Model predictive control-based power dispatch for distribution system considering plug-in electric vehicle uncertainty

• Formulate power dispatch model to minimize the operational cost and the risk of energy transaction with the utility grid.
• Propose a MPC-based on-line power dispatch method to accommodate the uncertainty and variability of PEV charging load.
• Investigate the impact of PEV uncertainty under various charging schemes and operational conditions.
• Evaluate the performance of a variety of power dispatch models at the distribution level considering PEV uncertainty.

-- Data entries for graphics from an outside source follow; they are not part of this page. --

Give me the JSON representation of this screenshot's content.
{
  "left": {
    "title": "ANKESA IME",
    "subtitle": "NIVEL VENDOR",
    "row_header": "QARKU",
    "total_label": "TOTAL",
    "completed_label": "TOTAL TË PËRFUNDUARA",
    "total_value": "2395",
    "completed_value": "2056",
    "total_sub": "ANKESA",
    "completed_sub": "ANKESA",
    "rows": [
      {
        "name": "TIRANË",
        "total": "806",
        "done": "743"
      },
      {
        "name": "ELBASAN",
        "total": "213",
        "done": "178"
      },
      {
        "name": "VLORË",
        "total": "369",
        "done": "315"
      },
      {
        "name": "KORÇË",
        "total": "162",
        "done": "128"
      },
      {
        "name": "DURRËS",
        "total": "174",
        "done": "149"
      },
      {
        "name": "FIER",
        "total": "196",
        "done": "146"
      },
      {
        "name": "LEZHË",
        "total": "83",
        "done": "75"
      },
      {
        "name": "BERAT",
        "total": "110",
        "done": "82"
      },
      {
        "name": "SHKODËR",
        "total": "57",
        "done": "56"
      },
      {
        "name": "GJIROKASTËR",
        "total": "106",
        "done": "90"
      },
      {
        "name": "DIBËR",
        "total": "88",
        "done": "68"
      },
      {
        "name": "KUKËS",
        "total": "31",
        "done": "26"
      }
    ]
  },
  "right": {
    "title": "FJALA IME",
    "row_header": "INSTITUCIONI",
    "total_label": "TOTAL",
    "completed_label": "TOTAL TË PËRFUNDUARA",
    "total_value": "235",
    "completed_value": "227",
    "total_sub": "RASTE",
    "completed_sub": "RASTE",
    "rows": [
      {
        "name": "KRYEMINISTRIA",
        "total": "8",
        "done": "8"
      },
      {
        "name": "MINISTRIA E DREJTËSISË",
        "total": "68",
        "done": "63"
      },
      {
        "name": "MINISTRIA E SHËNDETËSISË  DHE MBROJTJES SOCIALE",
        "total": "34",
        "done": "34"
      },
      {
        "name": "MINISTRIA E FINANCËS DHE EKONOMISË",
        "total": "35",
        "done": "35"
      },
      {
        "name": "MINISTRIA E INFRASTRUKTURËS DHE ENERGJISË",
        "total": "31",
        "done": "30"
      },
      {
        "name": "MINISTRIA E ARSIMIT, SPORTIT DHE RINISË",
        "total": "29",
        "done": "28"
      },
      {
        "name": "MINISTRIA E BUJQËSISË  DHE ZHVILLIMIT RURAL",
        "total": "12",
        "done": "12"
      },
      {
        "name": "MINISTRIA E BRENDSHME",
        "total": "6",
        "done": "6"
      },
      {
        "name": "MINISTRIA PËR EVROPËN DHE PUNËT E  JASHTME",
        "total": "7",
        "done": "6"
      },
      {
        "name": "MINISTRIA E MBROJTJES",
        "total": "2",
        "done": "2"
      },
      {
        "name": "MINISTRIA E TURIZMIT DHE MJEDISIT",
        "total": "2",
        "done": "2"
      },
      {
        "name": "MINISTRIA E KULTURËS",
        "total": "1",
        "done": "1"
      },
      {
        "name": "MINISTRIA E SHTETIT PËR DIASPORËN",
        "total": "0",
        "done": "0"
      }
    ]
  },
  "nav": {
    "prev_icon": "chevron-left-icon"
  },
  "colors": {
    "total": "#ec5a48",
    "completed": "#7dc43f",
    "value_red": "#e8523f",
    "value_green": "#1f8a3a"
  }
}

As an important component of Smart Grid, advanced plug-in electric vehicles (PEVs) are drawing much more attention because of their high energy efficiency, low carbon and noise pollution, and low operational cost. Unlike other controllable loads, PEVs can be connected with the distribution system anytime and anywhere according to the customers’ preference. The uncertain parameters (e.g., charging time, initial battery state-of-charge, start/end time) associated with PEV charging make it difficult to predict the charging load. Therefore, the inherent uncertainty and variability of the PEV charging load have complicated the operations of distribution systems. To address these challenges, this paper proposes a model predictive control (MPC)-based power dispatch approach. The proposed objective functions minimize the operational cost while accommodating the PEV charging uncertainty. Case studies are performed on a modified IEEE 37-bus test feeder. The numerical simulation results demonstrate the effectiveness and accuracy of the proposed MPC-based power dispatch scheme.